Abgesetzt werden Android-Tablets vor allem im Consumer-Umfeld, so Brustio weiter. "Käufern ist es dabei sehr wichtig, dass die Daten und Apps, welche sie bereits mit dem Handy nutzen, wiedererkennen und übergreifend verwenden können." Immer stärker würden die Tablets zudem auch innerhalb sozialer Gruppen (Familie, Freunde etc.) geteilt und eingesetzt, wobei hier zusätzliche Aspekte wie Kindersicherung und Datensicherheit zu einem grösseren Thema werden. "Diese Anforderung kennen wir bis anhin fast ausschliesslich aus dem Business-Umfeld. Wir sehen hier klare Signale, dass das Tablet den Aspekt von BYOD vorantreiben und die Lösungen für Sicherheit und Cross-Over-Benützung von Tablet zu Notebook/Desktop weiter stärken oder verbreiten wird", erklärt Brustio.

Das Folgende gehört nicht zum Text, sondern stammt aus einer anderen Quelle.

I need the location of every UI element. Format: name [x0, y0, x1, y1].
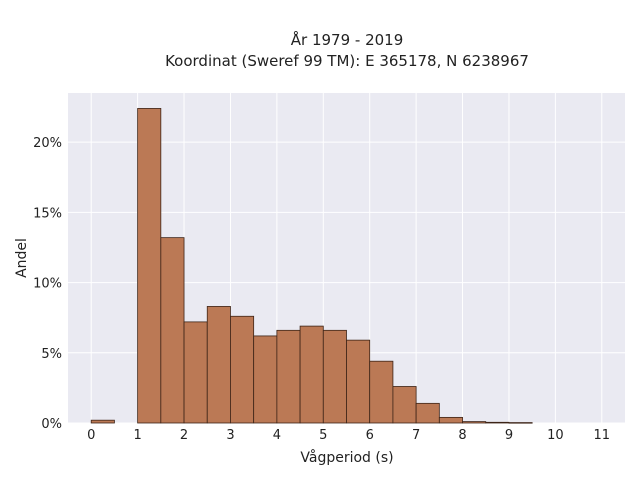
histogram-bar: [322, 329, 347, 424]
x-tick-label: 3: [226, 428, 234, 443]
histogram-bar: [299, 325, 324, 424]
x-tick-labels: 0 1 2 3 4 5 6 7 8 9 10 11: [87, 428, 610, 443]
x-tick-label: 1: [133, 428, 141, 443]
x-tick-label: 5: [319, 428, 327, 443]
x-tick-label: 6: [366, 428, 374, 443]
y-tick-label: 10%: [33, 277, 62, 292]
x-tick-label: 11: [594, 428, 611, 443]
x-tick-label: 10: [547, 428, 564, 443]
x-tick-label: 8: [458, 428, 466, 443]
y-tick-label: 20%: [33, 136, 62, 151]
histogram-bar: [276, 329, 301, 424]
histogram-bar: [253, 335, 278, 424]
histogram-bar: [369, 360, 394, 424]
x-tick-label: 4: [273, 428, 281, 443]
histogram-bar: [485, 421, 510, 424]
x-tick-label: 7: [412, 428, 420, 443]
histogram-bar: [90, 419, 115, 424]
y-tick-label: 5%: [41, 347, 62, 362]
histogram-bar: [230, 315, 255, 424]
histogram-bar: [438, 416, 463, 424]
y-axis-label: Andel: [14, 238, 30, 278]
x-tick-label: 2: [180, 428, 188, 443]
histogram-bar: [206, 306, 231, 424]
histogram-bar: [137, 108, 162, 424]
chart-title-line1: År 1979 - 2019: [291, 30, 404, 49]
histogram-bar: [392, 386, 417, 424]
y-tick-label: 0%: [41, 417, 62, 432]
bars: [90, 108, 533, 424]
x-axis-label: Vågperiod (s): [300, 449, 393, 466]
y-tick-label: 15%: [33, 206, 62, 221]
histogram-bar: [346, 339, 371, 424]
histogram-bar: [462, 421, 487, 424]
x-tick-label: 9: [505, 428, 513, 443]
histogram-bar: [415, 402, 440, 424]
x-tick-label: 0: [87, 428, 95, 443]
histogram-bar: [183, 321, 208, 424]
histogram-bar: [160, 237, 185, 424]
y-tick-labels: 0% 5% 10% 15% 20%: [33, 136, 62, 432]
histogram-bar: [508, 422, 533, 424]
chart-title-line2: Koordinat (Sweref 99 TM): E 365178, N 62…: [165, 52, 529, 70]
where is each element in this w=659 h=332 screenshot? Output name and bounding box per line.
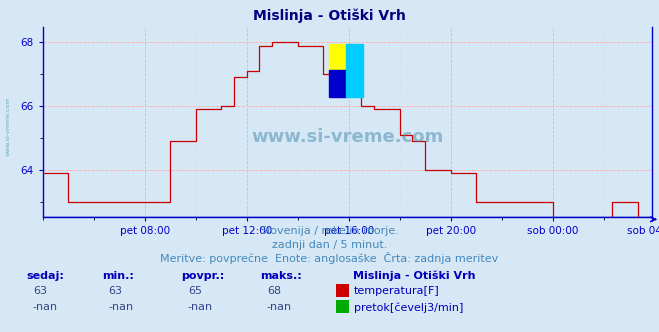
Text: Meritve: povprečne  Enote: anglosaške  Črta: zadnja meritev: Meritve: povprečne Enote: anglosaške Črt… <box>160 252 499 264</box>
Text: povpr.:: povpr.: <box>181 271 225 281</box>
Text: Slovenija / reke in morje.: Slovenija / reke in morje. <box>260 226 399 236</box>
Bar <box>346 70 363 97</box>
Text: maks.:: maks.: <box>260 271 302 281</box>
Bar <box>330 44 346 70</box>
Text: min.:: min.: <box>102 271 134 281</box>
Text: Mislinja - Otiški Vrh: Mislinja - Otiški Vrh <box>353 271 475 281</box>
Text: 68: 68 <box>267 286 281 296</box>
Text: www.si-vreme.com: www.si-vreme.com <box>252 128 444 146</box>
Text: zadnji dan / 5 minut.: zadnji dan / 5 minut. <box>272 240 387 250</box>
Text: -nan: -nan <box>33 302 58 312</box>
Text: temperatura[F]: temperatura[F] <box>354 286 440 296</box>
Text: -nan: -nan <box>109 302 134 312</box>
Text: www.si-vreme.com: www.si-vreme.com <box>5 96 11 156</box>
Text: 63: 63 <box>33 286 47 296</box>
Bar <box>330 70 346 97</box>
Bar <box>346 44 363 70</box>
Text: 63: 63 <box>109 286 123 296</box>
Text: pretok[čevelj3/min]: pretok[čevelj3/min] <box>354 302 463 313</box>
Text: -nan: -nan <box>267 302 292 312</box>
Text: -nan: -nan <box>188 302 213 312</box>
Text: Mislinja - Otiški Vrh: Mislinja - Otiški Vrh <box>253 8 406 23</box>
Text: 65: 65 <box>188 286 202 296</box>
Text: sedaj:: sedaj: <box>26 271 64 281</box>
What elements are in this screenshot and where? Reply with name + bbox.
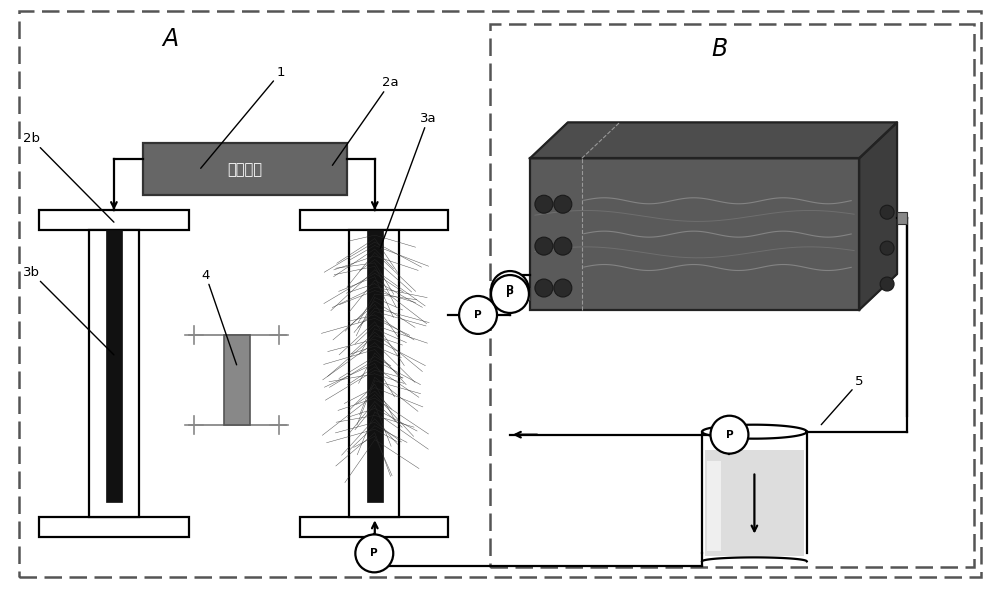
Text: A: A xyxy=(163,27,179,51)
Text: 2a: 2a xyxy=(332,76,399,165)
Bar xyxy=(349,230,399,517)
Bar xyxy=(707,461,721,552)
Circle shape xyxy=(535,195,553,213)
Circle shape xyxy=(355,535,393,572)
Bar xyxy=(490,24,974,568)
Bar xyxy=(520,288,530,300)
Bar xyxy=(39,517,189,537)
Polygon shape xyxy=(530,122,897,158)
Circle shape xyxy=(880,241,894,255)
Text: 3a: 3a xyxy=(380,112,436,248)
Text: P: P xyxy=(506,289,514,299)
Bar xyxy=(224,335,250,425)
Text: P: P xyxy=(474,310,482,320)
Circle shape xyxy=(535,237,553,255)
Circle shape xyxy=(535,279,553,297)
Text: P: P xyxy=(726,430,733,440)
Text: P: P xyxy=(506,285,514,295)
Text: 电源系统: 电源系统 xyxy=(228,162,263,177)
Circle shape xyxy=(554,279,572,297)
Text: 3b: 3b xyxy=(23,266,114,355)
Bar xyxy=(367,230,383,502)
Circle shape xyxy=(459,296,497,334)
Circle shape xyxy=(880,205,894,219)
Bar xyxy=(89,230,139,517)
Circle shape xyxy=(880,277,894,291)
Circle shape xyxy=(554,195,572,213)
Text: 1: 1 xyxy=(201,66,285,168)
Text: B: B xyxy=(711,37,728,61)
Text: P: P xyxy=(370,548,378,558)
Bar xyxy=(300,210,448,230)
Text: 4: 4 xyxy=(202,268,237,365)
Polygon shape xyxy=(859,122,897,310)
Bar xyxy=(106,230,122,502)
Bar xyxy=(705,450,804,556)
Circle shape xyxy=(491,275,529,313)
Bar xyxy=(39,210,189,230)
Bar xyxy=(143,143,347,195)
Text: 2b: 2b xyxy=(23,132,114,222)
Circle shape xyxy=(491,271,529,309)
Circle shape xyxy=(711,416,748,454)
Bar xyxy=(530,158,859,310)
Text: 5: 5 xyxy=(821,375,863,425)
Bar xyxy=(897,212,907,224)
Circle shape xyxy=(554,237,572,255)
Bar xyxy=(300,517,448,537)
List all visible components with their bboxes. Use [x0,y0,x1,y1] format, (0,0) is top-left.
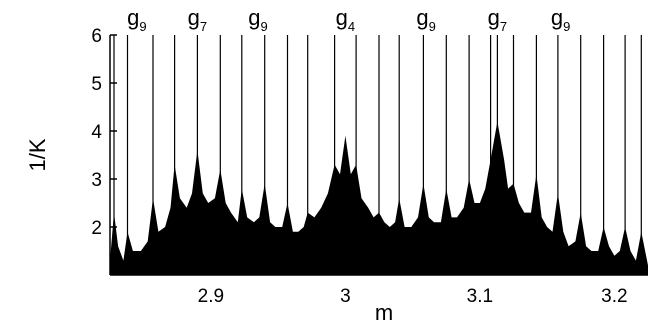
axes: 2 3 4 5 6 2.9 3 3.1 3.2 [91,26,648,307]
resonance-label: g9 [551,5,570,34]
labels: m 1/K g9 g7 g9 g4 g9 g7 g9 [25,5,570,324]
resonance-label: g7 [188,5,207,34]
y-tick-label: 4 [91,122,102,143]
y-tick-label: 3 [91,170,102,191]
y-tick-label: 6 [91,26,102,47]
resonance-label: g9 [416,5,435,34]
y-axis-label: 1/K [25,138,50,171]
resonance-label: g4 [336,5,355,34]
resonance-label: g9 [248,5,267,34]
x-tick-label: 3.1 [467,286,493,307]
plot-area [110,35,648,275]
resonance-label: g7 [488,5,507,34]
y-tick-label: 2 [91,218,102,239]
y-tick-label: 5 [91,74,102,95]
x-axis-label: m [375,300,393,324]
resonance-label: g9 [127,5,146,34]
x-tick-label: 2.9 [198,286,224,307]
x-tick-label: 3.2 [601,286,627,307]
x-tick-label: 3 [340,286,351,307]
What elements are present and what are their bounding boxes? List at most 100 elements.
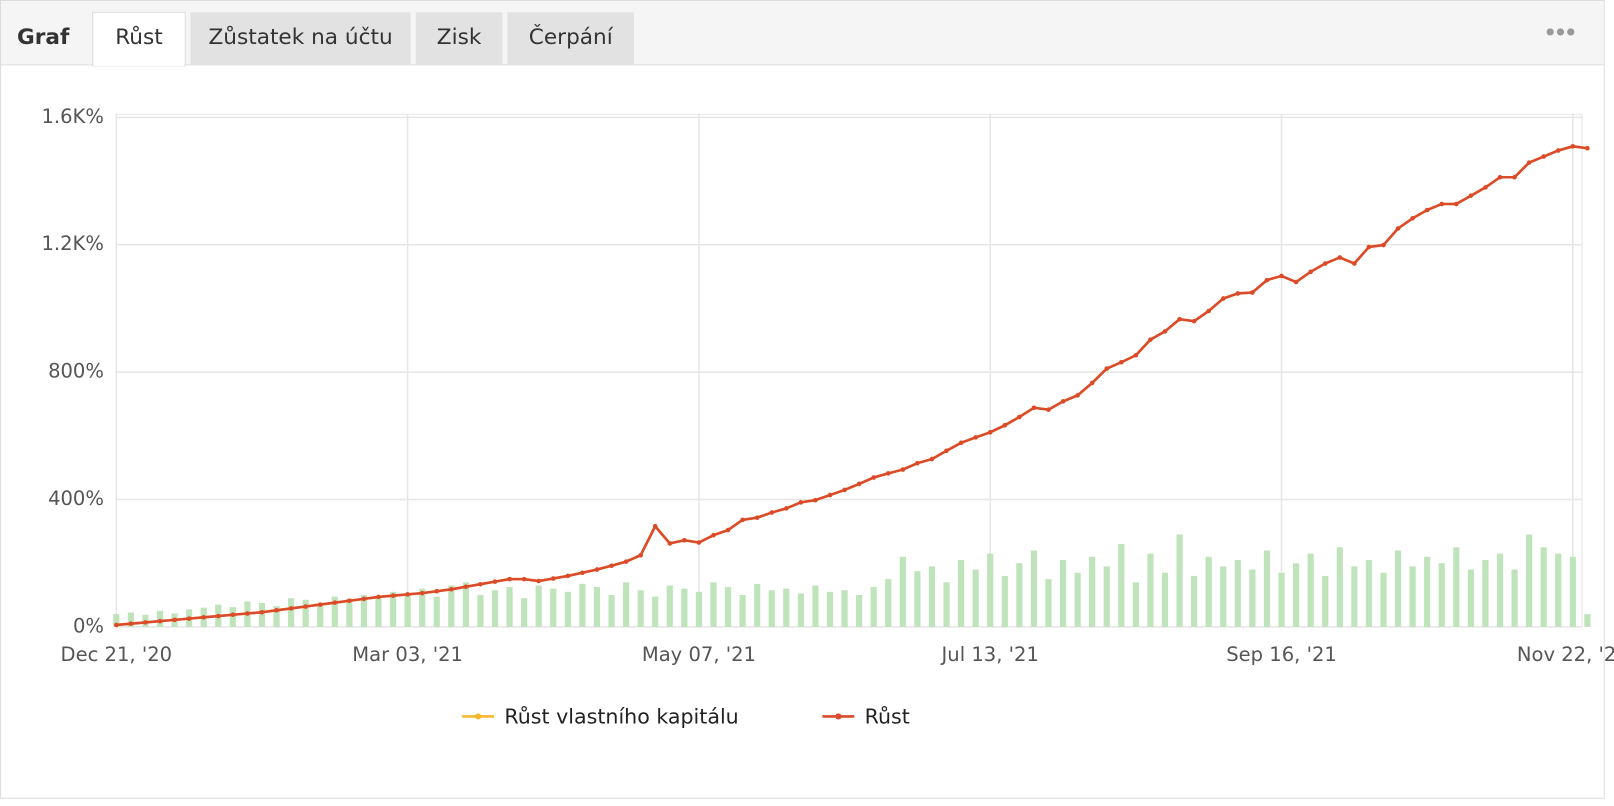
bar xyxy=(1322,575,1329,627)
point xyxy=(842,487,847,493)
bar xyxy=(637,590,644,627)
bar xyxy=(404,593,411,627)
bar xyxy=(710,582,717,627)
point xyxy=(1526,160,1532,165)
bar xyxy=(1438,563,1445,627)
point xyxy=(128,621,134,626)
tab-background xyxy=(415,12,503,65)
bar xyxy=(856,595,863,627)
bar xyxy=(1278,572,1285,627)
point xyxy=(609,563,614,569)
bar xyxy=(1496,553,1504,627)
point xyxy=(1410,216,1415,221)
tabs: Růst Zůstatek na účtu Zisk Čerpání xyxy=(92,11,635,67)
bar xyxy=(564,591,571,627)
bar xyxy=(113,614,120,627)
bar xyxy=(623,582,630,627)
bar xyxy=(1234,560,1241,627)
point xyxy=(1206,308,1211,314)
legend-item[interactable]: Růst vlastního kapitálu xyxy=(462,704,739,728)
bar xyxy=(1409,566,1416,627)
point xyxy=(405,592,410,597)
y-tick-label: 1.6K% xyxy=(41,105,103,128)
line xyxy=(116,145,1588,627)
bar xyxy=(579,583,586,627)
point xyxy=(1046,407,1051,412)
point xyxy=(1293,279,1299,285)
bar xyxy=(826,591,834,627)
point xyxy=(317,602,323,607)
bar xyxy=(419,588,426,627)
point xyxy=(201,615,206,620)
bar xyxy=(521,598,528,627)
x-tick-label: May 07, '21 xyxy=(642,643,756,666)
tab[interactable]: Zůstatek na účtu xyxy=(190,12,411,65)
point xyxy=(492,579,498,584)
tab-label: Zůstatek na účtu xyxy=(208,25,392,50)
point xyxy=(390,593,396,598)
point xyxy=(303,604,308,609)
point xyxy=(347,598,352,604)
bar xyxy=(288,598,295,627)
point xyxy=(434,588,440,594)
bar xyxy=(389,591,397,627)
point xyxy=(361,596,367,602)
bar xyxy=(1030,550,1038,627)
bar xyxy=(739,595,746,627)
point xyxy=(813,497,818,503)
point xyxy=(1250,290,1255,295)
point xyxy=(973,435,978,440)
point xyxy=(1089,380,1095,386)
point xyxy=(1395,226,1401,231)
bar xyxy=(1569,556,1576,627)
bar xyxy=(1045,579,1052,627)
tab-background xyxy=(507,12,635,65)
bar xyxy=(1511,569,1518,627)
bar xyxy=(1103,566,1110,627)
bar xyxy=(652,596,659,627)
bar xyxy=(448,585,455,627)
more-menu[interactable] xyxy=(1546,28,1575,36)
point xyxy=(725,527,731,533)
point xyxy=(696,540,702,545)
point xyxy=(157,618,163,624)
tab[interactable]: Růst xyxy=(92,11,186,67)
point xyxy=(536,578,541,584)
point xyxy=(1075,393,1080,398)
bar xyxy=(1205,556,1212,627)
point xyxy=(1497,174,1503,180)
point xyxy=(1439,201,1445,207)
bar xyxy=(506,587,513,627)
bar xyxy=(958,560,965,627)
point xyxy=(711,532,716,538)
tab-label: Čerpání xyxy=(529,24,614,50)
bar xyxy=(754,583,761,627)
legend-item[interactable]: Růst xyxy=(822,704,910,728)
tab[interactable]: Čerpání xyxy=(507,12,635,65)
point xyxy=(230,612,236,618)
point xyxy=(915,460,920,466)
bar xyxy=(360,595,368,627)
bar xyxy=(1467,569,1474,627)
tab[interactable]: Zisk xyxy=(415,12,503,65)
bar xyxy=(666,585,673,627)
bar xyxy=(1161,572,1169,627)
point xyxy=(216,613,221,619)
y-tick-label: 0% xyxy=(73,614,104,637)
bar xyxy=(1380,572,1387,627)
bar xyxy=(1336,547,1343,627)
bar xyxy=(273,606,280,627)
dot xyxy=(1546,28,1554,36)
bar xyxy=(1307,553,1314,627)
bar xyxy=(491,590,499,627)
bar xyxy=(1074,572,1081,627)
bar xyxy=(258,602,266,627)
point xyxy=(143,620,148,625)
y-tick-label: 800% xyxy=(48,360,104,383)
point xyxy=(245,611,250,616)
point xyxy=(1555,148,1561,153)
bar xyxy=(462,582,469,627)
grid: 0% 400% 800% 1.2K% 1.6K% Dec 21, '20 Mar 03, '… xyxy=(41,105,1614,666)
point xyxy=(769,510,775,515)
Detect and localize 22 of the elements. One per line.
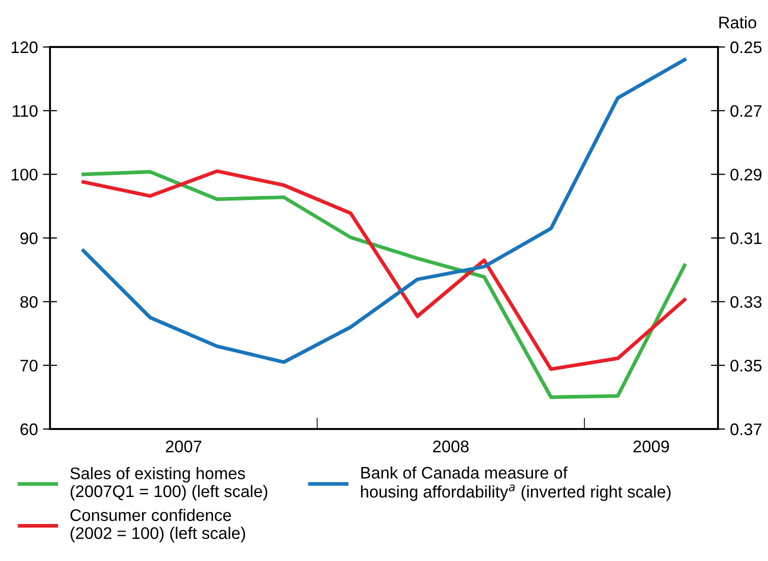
y2-tick-label: 0.25 xyxy=(730,41,762,54)
y2-tick-label: 0.31 xyxy=(730,232,762,244)
y-tick-label: 80 xyxy=(20,296,38,308)
y2-tick-label: 0.27 xyxy=(730,105,762,117)
y-tick-label: 70 xyxy=(20,360,38,372)
y-tick-label: 60 xyxy=(20,423,38,436)
y2-axis-title: Ratio xyxy=(719,16,756,28)
legend-label: Bank of Canada measure of housing affordability$^{a}$ (inverted right scale) xyxy=(361,466,671,501)
y2-tick-label: 0.37 xyxy=(730,423,762,436)
legend-label: Consumer confidence (2002 = 100) (left scale) xyxy=(70,508,246,542)
x-tick-label: 2008 xyxy=(433,440,469,452)
x-tick-label: 2009 xyxy=(634,440,669,452)
y-tick-label: 120 xyxy=(12,41,38,54)
y-tick-label: 90 xyxy=(20,232,38,244)
y2-tick-label: 0.35 xyxy=(730,360,762,372)
line-series xyxy=(82,58,686,364)
legend-label: Sales of existing homes (2007Q1 = 100) (left scale) xyxy=(70,467,268,500)
y2-tick-label: 0.33 xyxy=(730,296,762,308)
y2-tick-label: 0.29 xyxy=(730,168,762,181)
y-tick-label: 100 xyxy=(12,168,38,181)
y-tick-label: 110 xyxy=(12,105,38,117)
x-tick-label: 2007 xyxy=(166,440,202,452)
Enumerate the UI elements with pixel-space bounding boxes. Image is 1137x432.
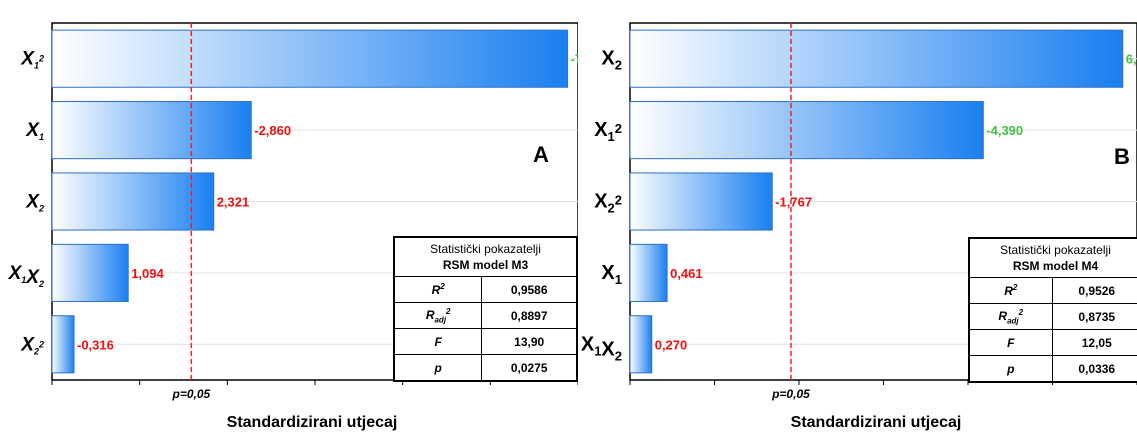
bar	[629, 315, 653, 374]
value-label: 2,321	[217, 195, 250, 210]
stats-metric-value: 0,0275	[481, 354, 578, 382]
category-label: X1X2	[581, 333, 622, 363]
bar	[629, 172, 773, 231]
stats-metric-name: R2	[968, 277, 1053, 304]
value-label: -0,316	[77, 337, 114, 352]
stats-table-a: Statistički pokazatelji RSM model M3 R2 0,9…	[393, 236, 578, 382]
threshold-label: p=0,05	[771, 387, 810, 401]
stats-metric-value: 13,90	[481, 328, 578, 355]
bar	[629, 29, 1124, 88]
panel-label: A	[533, 142, 549, 167]
stats-metric-value: 0,8897	[481, 302, 578, 329]
category-label: X22	[594, 191, 622, 216]
bar	[51, 315, 75, 374]
stats-row: R2 0,9526	[968, 277, 1137, 304]
stats-metric-name: p	[393, 354, 483, 382]
value-label: -2,860	[254, 123, 291, 138]
stats-model-name: RSM model M3	[442, 258, 529, 272]
value-label: 0,461	[670, 266, 703, 281]
stats-metric-name: Radj2	[393, 302, 483, 329]
stats-metric-name: F	[968, 329, 1053, 356]
stats-row: p 0,0336	[968, 355, 1137, 383]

Wenn Android-Tablets in Unternehmen eingesetzt würden, dann passiere dies klassischerweise in Schulen oder dann für spezifische Einsatzgebiete mit einem geschlossenen Interface. Dabei gehe es hauptsächlich um Datenerfassungen in einem Geschäft, Routen-Erfassung beziehungsweise deren Planung oder auch um eine Menükarte in einem Restaurant, weiss der Consumer-Chef von Lenovo Schweiz. "Das Schlüsselwort heisst ‹spezifisch›, was nichts Anderes bedeutet als eine in sich geschlossene und auf den Kunden programmierte Lösung."
Hier spielt auch der entscheidende Vorteil von Android-Geräten gegenüber iOS-/Windows-Tablets hinein – die offene Architektur. Diese erlaube es vielen Herstellern, eine breite Angebotspalette mit vielen Applikations-Möglichkeiten sowohl direkt oder indirekt anzubieten und so die Marktposition von Android zu sichern und den Bekanntheitsgrad weiter zu stärken, erklärt Brustio. "Diese Offenheit hat aber seine Tücken in punkto Sicherheit. Ein Windows-Tablet, das sich einfacher in ein Unternehmen integrieren lässt, gilt als ein sichereres Gerät und iOS bietet ein eigenes, in sich geschlossenes Ökosystem."
Entwicklung geht weiter
Angesprochen auf die Entwicklung im Tablet-Markt erklärt Roger Brustio schliesslich, dass man in der Schweiz eine gewisse Sättigung spüre und diese durch die letzten, abgeschwächten Quartalszahlen bestätigt werde. "Wir sehen aber auch eine Verschiebung der Angebote und Systeme. Windows holt auf und besetzt immer erfolgreicher seine Position", so Brustio. Das klassische Tablet suche derweil neue Aufgabenfelder und bilde auch die Basis von neueren Konzepten wie etwa den 2-in-1, die ja nichts Anderes seien als ein Tablet mit Tastatur, die bei Bedarf entfernt werden kann. "Dieses verbindet verschiedene Welten und Möglichkeiten. Szenarien wie reine Unterhaltung (Filme, Bilder, Kommunikation) oder handgeschriebene Notizen, die gleichzeitig digitalisiert werden, bis hin zu kreativen Ansätzen mit gezeichneten Konstruktionen oder einfach nur die Input-Eingabe über die Halo-Tastatur, bieten ganz neue Aspekte und Verarbeitungsmöglichkeiten." Die Tablets werden sich weiter entwickeln, ist sich Brustio sicher, und neue Anwendungsbereiche suchen und finden. Lautsprecher, Kameras, 3D oder Projektoren seien dabei nur einige Stichworte. Und Brustio erklärt abschliessend: "Wir sind sicher, das Tablet wird keine eigene Stellung haben, sondern ergänzende Lösungen im Ökoystem zu Hause und in den Unternehmungen abdecken, angefangen vom elektronischen Notizblock über ein mobiles Erfassungsterminal, das elektronische Krankendossier, ein Tool für Kundenumfragen und vieles mehr."